A GRIEVING mother has pleaded with the courts not to jail the driver of the car that killed her son in a collision.
Donington mum Emma Van Spyk’s son Jean-Baptiste died last November when his red Honda motorbike was involved in a crash as he returned home from Sleaford Joint Sixth Form.
Jean-Baptiste, known as John to family and friends, was 18 and studying for his A-Levels.
The car that hit him, in Mareham Lane at Scredington, was being driven by Sleaford 21-year-old Ben Burrows, who appeared at Lincoln Magistrates’ Court on Monday charged with causing death by careless driving.
He pleaded guilty to the charge and his case will be sent to Lincoln Crown Court for sentencing at a later date.
Ben had been overtaking at the time and the court heard there was no suggestion he was speeding, but simply did not see the lights of John’s bike.
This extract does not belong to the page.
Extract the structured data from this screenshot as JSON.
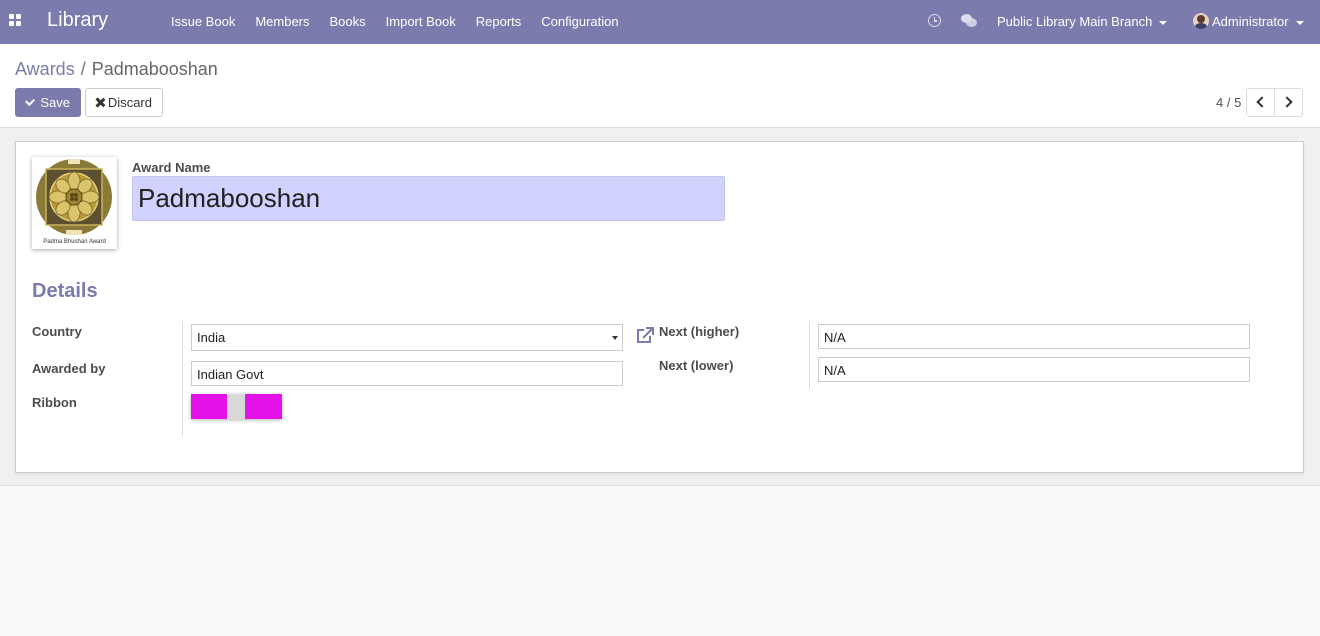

Emma attended the hearing and handed a statement over to the magistrates in a bid to convince them not to send him to prison.
The statement said: “The circumstances that lead to my son’s death have been laid out in court today, and it is clear that Ben’s behaviour and the manner of his driving have caused John’s death. However, as a family we bare Ben no ill will since he is also a victim of this tragedy.”
The statement went on to call for much longer driving bans instead to solve the county’s high death rate on the roads.
Speaking afterwards Emma, who has five other children and lives in Wykes Lane, explained why she felt the need to speak out.
She said Ben’s driving had been careless, but no worse than what she sees every day when travelling on Lincolnshire’s roads.
Emma said: “For his sake and my son’s sake they were incredibly unlucky. We have got to get away from criminalising people like Ben – he’s as much of a victim.”
Emma is now urging Lincolnshire County Council bosses to improve the public transport network and help youngsters get off the roads.
She said John had a car but could not afford to insure it so rode a bike which she was “always very nervous about”.
She added: “Whilst focusing on blame we are forgetting the bigger issue which I think is very important – the fact there is very inadequate public transport and no-one wants to take responsibility for that.
“Everybody is talking about cost but there’s money for other things. Maybe we just need to be prioritising the safety of our young ones.
“Nothing is going to bring my son back and this has had a devastating effect on us but I don’t want his death to have been completely useless.
“Hopefully bringing up the issues can make even a small amount of difference to people in a position of authority.
“If it saves other people the same trauma then speaking now, even though I don’t want to, has got to be worth it.”
John Siddle, communications manager at the Lincolnshire Road Safety Partnership, went to Monday’s court hearing.
He said: “Emma was very concerned for Ben’s wellbeing and said she would like to speak to the family.
“They went into a private room and spoke for a few moments and probably laid some ghosts to rest – it was a very moving moment.
“In our work we often see people who want revenge and feel a lot of anger – or you have people who are very quiet and say very little.
“Very rarely do we have someone like Emma who has come along and is so totally forgiving.”
Meanwhile, the county council’s head of transportation, Chris Briggs, said: “We know how important transport links are, particularly in our rural county, and strive to fund as many services as possible. This includes hundreds of local bus services, our CallConnect buses and our Wheels to Work project, as well as post-16 transport schemes.
“However, with such a huge county, it’s simply not realistic to cover absolutely everywhere, particularly where students have freedom of choice regarding their education establishment.
“Transport services have had to take their share of the much-publicised budget reductions, too.”